In order to stop the amount in the pool escalating too far, players may agree to cap the mouche so e.g. if there are 40 jetons in the basket and the cap is 20 jetons, a player making a mouche only pays a 20 jeton penalty. Alternatively they may agree that, if two or more players make a mouche during one deal, their penalties are paid in successive deals rather than both into the next deal.

== Terminology ==
The term mouche is used in various ways as follows:
- Mouche:
  1. the contents of the basket or pool. The mouche may be single or multiple.
  2. a penalty payment equal to the contents of the current basket
  3. a flush comprising five cards of the same suit (without exchanging)
- Mouche piquante: multiple mouche
- Have the mouche (avoir la mouche): to have five cards of the same suit in one's hand (without exchanging)

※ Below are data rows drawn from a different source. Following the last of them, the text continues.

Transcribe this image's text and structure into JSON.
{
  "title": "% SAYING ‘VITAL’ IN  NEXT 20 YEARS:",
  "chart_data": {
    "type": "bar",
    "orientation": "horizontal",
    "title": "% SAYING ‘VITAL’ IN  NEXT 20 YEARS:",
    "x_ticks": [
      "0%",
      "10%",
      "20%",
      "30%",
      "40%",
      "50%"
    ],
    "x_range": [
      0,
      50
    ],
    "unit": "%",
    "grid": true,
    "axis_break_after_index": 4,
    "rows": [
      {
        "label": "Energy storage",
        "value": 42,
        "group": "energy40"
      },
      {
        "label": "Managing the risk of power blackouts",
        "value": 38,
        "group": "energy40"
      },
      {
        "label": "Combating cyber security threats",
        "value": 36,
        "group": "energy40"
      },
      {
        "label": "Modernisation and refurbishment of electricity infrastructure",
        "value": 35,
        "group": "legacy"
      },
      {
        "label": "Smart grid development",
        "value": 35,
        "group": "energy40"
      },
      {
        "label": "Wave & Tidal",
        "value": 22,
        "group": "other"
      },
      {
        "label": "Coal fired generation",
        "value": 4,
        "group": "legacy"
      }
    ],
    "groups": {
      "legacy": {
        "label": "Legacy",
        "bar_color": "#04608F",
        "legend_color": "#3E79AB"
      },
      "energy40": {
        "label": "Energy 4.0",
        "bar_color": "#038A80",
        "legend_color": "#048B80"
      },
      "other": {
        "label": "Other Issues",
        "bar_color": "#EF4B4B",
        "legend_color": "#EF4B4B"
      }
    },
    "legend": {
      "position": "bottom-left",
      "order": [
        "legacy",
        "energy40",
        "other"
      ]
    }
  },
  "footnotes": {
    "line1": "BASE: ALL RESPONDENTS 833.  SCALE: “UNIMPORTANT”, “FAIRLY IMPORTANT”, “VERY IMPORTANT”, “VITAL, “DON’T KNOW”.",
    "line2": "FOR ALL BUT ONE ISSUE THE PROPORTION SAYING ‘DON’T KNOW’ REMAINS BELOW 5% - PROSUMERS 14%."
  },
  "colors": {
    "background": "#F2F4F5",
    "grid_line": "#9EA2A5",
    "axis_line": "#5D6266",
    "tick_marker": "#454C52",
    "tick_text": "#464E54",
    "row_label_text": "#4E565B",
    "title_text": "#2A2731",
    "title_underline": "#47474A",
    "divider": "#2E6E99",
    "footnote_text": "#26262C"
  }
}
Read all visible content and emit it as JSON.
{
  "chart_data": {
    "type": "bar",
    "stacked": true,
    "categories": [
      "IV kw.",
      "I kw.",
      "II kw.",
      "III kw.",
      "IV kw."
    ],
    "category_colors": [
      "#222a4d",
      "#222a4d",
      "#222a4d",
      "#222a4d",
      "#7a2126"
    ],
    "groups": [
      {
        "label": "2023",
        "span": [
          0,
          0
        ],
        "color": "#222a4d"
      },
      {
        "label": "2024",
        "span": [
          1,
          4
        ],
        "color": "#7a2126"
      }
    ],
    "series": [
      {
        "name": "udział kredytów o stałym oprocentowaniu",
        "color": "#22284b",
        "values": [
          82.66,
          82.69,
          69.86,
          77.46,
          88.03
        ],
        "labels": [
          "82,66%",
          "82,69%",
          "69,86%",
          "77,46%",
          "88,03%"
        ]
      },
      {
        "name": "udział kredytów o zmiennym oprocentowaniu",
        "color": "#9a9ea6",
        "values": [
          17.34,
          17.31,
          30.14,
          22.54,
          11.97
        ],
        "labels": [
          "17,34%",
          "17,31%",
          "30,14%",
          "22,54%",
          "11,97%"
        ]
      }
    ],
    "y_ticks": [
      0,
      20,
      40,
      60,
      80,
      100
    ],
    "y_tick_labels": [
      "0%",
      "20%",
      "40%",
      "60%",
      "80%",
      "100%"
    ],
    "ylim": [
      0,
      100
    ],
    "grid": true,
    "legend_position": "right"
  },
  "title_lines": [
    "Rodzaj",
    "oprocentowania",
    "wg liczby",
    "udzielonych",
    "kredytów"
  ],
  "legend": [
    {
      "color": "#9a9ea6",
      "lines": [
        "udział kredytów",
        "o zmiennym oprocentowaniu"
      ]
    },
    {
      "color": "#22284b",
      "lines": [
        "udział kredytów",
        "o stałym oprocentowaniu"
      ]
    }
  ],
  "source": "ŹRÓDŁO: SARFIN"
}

- Make the mouche (faire la mouche): to incur a penalty equal to the contents of the basket
- Take the mouche (prendre la mouche): to sweep the pool i.e. to win the contents of the basket

== Literature ==
- Depaulis, Thierry (1987). "Un peu de lumière sur l'Hombre" in the Journal of the International Playing Card Society, xiv (Nov 1987).
- Parlett, David (1990). A History of Card Games, OUP, Oxford. ISBN 0-19-282905-X
- Van der Aa, Pierre (1721). La Plus Nouvelle Academie Universelle des Jeux. Vol. 1. Leide.
- Van Tenac, Charles and Delanque (1858). Almanach-Manuel des Jeux d’Imperiale, Triomphe, Mouche, Ambigu, Nain Jaune, Mariage, Rams, Vingt et Un, Loterie, Tontine, etc. Passard, Paris.